Dans la deuxième partie de la réforme, cependant, des divergences considérables subsistent entre les Chambres. Trois d’entre elles en particulier: premièrement, on ne s’accorde pas sur les années de transition qui devraient bénéficier de mesures compensatoires au titre de l’égalisation de l’âge de la retraite des femmes et sur la manière dont celles-ci devraient être conçues concrètement. Pour les employeurs, ces mesures sont clairement nécessaires, mais elles doivent rester dans une saine proportion par rapport aux économies structurelles. Le modèle du Conseil des Etats, avec des coûts maximums d’environ 420 millions de francs, répond bien mieux à cette exigence que celui du Conseil national (coûts supplémentaires maximums de 670 millions de francs par an). La solution du National, en revanche, permettrait de soutenir de manière plus ciblée les femmes qui percevront une rente AVS particulièrement faible. Deuxièmement, en raison des coûts supplémentaires de la génération transitoire, la variante du Conseil national exige aussi une majoration plus importante de la TVA, soit de 0,4 point. En revanche, grâce aux économies correspondantes, une réforme avec augmentation de 0,3 point serait possible conformément à la décision du Conseil des Etats, ce qui est également souhaité par les employeurs.

Troisièmement, une alliance contre nature entre la gauche et la droite du Conseil national a inspiré à ce dernier de vouloir utiliser non seulement la TVA, mais aussi les revenus des taux d’intérêt négatifs de la Banque nationale pour assurer le financement additionnel. Pour les employeurs, en particulier, il est impensable de puiser dans les coffres de la Banque nationale. Non seulement une telle mesure équivaudrait de facto à un financement pur et simple par la Confédération, mais ce serait une incongruité du point de vue de la politique monétaire: compte tenu de l’obligation d’indépendance de la Banque nationale, ses flux de paiement ne peuvent pas être contrôlés par la Confédération et ne sauraient donc servir à assainir un système d’assurances sociales, ne serait-ce que pour des raisons de politique fondamentale.
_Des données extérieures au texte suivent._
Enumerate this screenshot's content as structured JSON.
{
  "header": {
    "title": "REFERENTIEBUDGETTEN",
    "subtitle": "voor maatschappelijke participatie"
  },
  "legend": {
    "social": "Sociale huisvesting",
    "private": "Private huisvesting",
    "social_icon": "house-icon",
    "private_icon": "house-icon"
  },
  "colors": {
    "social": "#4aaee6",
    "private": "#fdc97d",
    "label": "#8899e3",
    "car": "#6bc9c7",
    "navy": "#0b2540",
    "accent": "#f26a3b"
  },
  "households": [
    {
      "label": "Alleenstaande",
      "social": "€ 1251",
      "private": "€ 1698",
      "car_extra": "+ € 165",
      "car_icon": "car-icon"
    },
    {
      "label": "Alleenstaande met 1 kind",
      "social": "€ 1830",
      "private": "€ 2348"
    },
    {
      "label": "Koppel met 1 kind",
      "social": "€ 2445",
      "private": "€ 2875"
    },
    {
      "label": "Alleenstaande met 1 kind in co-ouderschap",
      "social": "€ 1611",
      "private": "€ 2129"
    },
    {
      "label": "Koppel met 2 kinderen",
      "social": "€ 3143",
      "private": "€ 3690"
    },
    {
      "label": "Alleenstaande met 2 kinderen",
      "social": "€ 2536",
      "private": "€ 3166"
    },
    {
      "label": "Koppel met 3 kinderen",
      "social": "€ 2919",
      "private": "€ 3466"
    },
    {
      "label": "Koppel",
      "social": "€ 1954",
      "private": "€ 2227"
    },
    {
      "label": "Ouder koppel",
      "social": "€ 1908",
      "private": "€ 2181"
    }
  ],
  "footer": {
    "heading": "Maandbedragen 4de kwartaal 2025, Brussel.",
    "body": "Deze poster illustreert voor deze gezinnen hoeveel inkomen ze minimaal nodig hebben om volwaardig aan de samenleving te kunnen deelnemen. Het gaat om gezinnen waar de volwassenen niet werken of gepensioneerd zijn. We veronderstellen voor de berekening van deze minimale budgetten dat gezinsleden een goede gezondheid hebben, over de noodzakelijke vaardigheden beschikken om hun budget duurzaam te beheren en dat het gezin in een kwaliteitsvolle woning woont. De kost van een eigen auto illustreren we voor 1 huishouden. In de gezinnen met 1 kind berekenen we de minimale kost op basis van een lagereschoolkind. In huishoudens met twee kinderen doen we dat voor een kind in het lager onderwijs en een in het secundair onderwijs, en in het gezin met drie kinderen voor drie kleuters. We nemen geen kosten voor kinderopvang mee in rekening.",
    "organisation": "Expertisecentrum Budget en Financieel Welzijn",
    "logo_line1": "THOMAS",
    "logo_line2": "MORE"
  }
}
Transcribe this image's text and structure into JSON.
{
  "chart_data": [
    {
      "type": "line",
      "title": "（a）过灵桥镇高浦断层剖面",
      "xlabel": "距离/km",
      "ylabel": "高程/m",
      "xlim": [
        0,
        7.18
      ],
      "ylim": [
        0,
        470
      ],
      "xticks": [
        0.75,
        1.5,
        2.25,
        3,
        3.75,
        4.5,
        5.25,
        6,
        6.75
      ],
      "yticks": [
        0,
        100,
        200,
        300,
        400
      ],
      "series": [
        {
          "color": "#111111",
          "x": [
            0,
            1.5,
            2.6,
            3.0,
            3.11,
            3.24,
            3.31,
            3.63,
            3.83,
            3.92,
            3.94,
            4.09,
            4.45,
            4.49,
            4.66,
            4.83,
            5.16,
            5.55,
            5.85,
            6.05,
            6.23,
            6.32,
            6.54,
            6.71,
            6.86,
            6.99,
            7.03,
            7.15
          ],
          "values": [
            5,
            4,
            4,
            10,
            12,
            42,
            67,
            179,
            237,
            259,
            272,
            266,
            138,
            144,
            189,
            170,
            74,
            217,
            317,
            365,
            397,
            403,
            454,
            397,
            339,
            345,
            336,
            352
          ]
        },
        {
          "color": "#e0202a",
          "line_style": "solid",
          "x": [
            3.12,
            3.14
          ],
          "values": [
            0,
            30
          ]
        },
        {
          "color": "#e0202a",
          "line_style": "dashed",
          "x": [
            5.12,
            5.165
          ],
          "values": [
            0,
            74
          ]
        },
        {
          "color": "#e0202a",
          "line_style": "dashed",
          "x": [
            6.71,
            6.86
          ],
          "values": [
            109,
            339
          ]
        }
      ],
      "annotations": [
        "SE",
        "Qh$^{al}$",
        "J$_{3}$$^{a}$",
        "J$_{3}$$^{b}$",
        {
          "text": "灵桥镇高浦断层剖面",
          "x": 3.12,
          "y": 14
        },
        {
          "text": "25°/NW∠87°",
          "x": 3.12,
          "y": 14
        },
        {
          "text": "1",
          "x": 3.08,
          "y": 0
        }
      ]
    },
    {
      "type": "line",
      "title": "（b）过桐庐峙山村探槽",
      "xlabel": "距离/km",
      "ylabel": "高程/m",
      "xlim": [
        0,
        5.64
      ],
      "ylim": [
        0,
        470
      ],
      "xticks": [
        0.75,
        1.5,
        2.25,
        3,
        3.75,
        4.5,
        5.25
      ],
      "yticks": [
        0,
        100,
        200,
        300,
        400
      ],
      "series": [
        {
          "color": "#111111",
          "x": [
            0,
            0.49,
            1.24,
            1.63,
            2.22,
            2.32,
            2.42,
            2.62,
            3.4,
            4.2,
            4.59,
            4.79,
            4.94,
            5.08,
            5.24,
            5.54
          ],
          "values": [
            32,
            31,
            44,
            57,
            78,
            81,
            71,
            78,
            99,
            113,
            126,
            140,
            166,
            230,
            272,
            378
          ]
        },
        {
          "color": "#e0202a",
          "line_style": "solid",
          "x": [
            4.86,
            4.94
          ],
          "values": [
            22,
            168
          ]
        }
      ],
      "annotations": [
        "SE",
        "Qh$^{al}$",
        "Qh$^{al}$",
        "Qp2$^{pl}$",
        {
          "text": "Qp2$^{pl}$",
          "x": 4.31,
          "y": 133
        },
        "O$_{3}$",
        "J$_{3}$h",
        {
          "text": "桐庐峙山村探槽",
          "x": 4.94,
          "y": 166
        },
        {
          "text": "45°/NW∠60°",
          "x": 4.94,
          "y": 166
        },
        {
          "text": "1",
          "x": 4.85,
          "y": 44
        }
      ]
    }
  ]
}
Si le Conseil des États devait suivre cette voie – ce qui est plutôt improbable compte tenu de ses décisions récentes sur les propositions correspondantes – cela compromettrait sérieusement les chances du projet de loi d’obtenir une majorité. Après des décennies de blocage et le désir d’une réforme allégée et rapide de l’AVS qui se manifeste de toutes parts, cela serait d’autant plus dévastateur.